Like Tsipras’ issues within Syriza, the biggest concern for Merkel could be further rebellion from her Christian Democratic Union (and sister party Christian Social Union), with reports suggesting up to 65 dissenters. One of the key problems for the CDU is the lack of IMF support for the deal; the Washington-based institution is unlikely to come on board until after debt relief talks in October, and then only if those talks are successful. For now, however, the Eurozone markets have been buoyed by the news, with the DAX and CAC both climbing around 1% after the bell.

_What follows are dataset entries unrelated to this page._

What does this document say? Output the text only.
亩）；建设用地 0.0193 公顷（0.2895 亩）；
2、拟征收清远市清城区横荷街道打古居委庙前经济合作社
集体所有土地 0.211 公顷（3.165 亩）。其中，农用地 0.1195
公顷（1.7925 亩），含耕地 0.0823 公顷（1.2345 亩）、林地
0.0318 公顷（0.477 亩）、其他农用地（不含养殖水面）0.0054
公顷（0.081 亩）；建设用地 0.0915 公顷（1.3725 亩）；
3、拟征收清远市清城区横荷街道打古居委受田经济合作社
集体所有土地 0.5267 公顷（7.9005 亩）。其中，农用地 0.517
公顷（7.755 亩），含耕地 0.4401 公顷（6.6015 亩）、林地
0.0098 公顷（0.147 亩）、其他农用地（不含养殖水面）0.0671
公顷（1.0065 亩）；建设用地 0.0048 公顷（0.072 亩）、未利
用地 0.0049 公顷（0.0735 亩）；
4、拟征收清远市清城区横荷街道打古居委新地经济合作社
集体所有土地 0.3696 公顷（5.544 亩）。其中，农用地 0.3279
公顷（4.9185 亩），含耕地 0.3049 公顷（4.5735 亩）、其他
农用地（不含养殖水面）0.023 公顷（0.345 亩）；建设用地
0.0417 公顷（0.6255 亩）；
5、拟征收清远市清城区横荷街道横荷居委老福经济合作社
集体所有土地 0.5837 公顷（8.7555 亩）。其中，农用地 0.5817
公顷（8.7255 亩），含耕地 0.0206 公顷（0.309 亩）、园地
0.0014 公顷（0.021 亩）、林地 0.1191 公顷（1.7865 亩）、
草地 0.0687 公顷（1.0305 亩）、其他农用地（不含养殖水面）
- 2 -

It’s a pretty empty Monday for the FTSE, with investors having to wait until Tuesday’s inflation figures for any UK-specific market-moving news. However, the commodities are looking as precarious as ever, and whilst the FTSE’s oil and mining stocks are currently in the green the dismal state of Brent Crude and copper suggests that sooner rather than later the UK index could give up its nascent gains and resume the losses it incurred last week.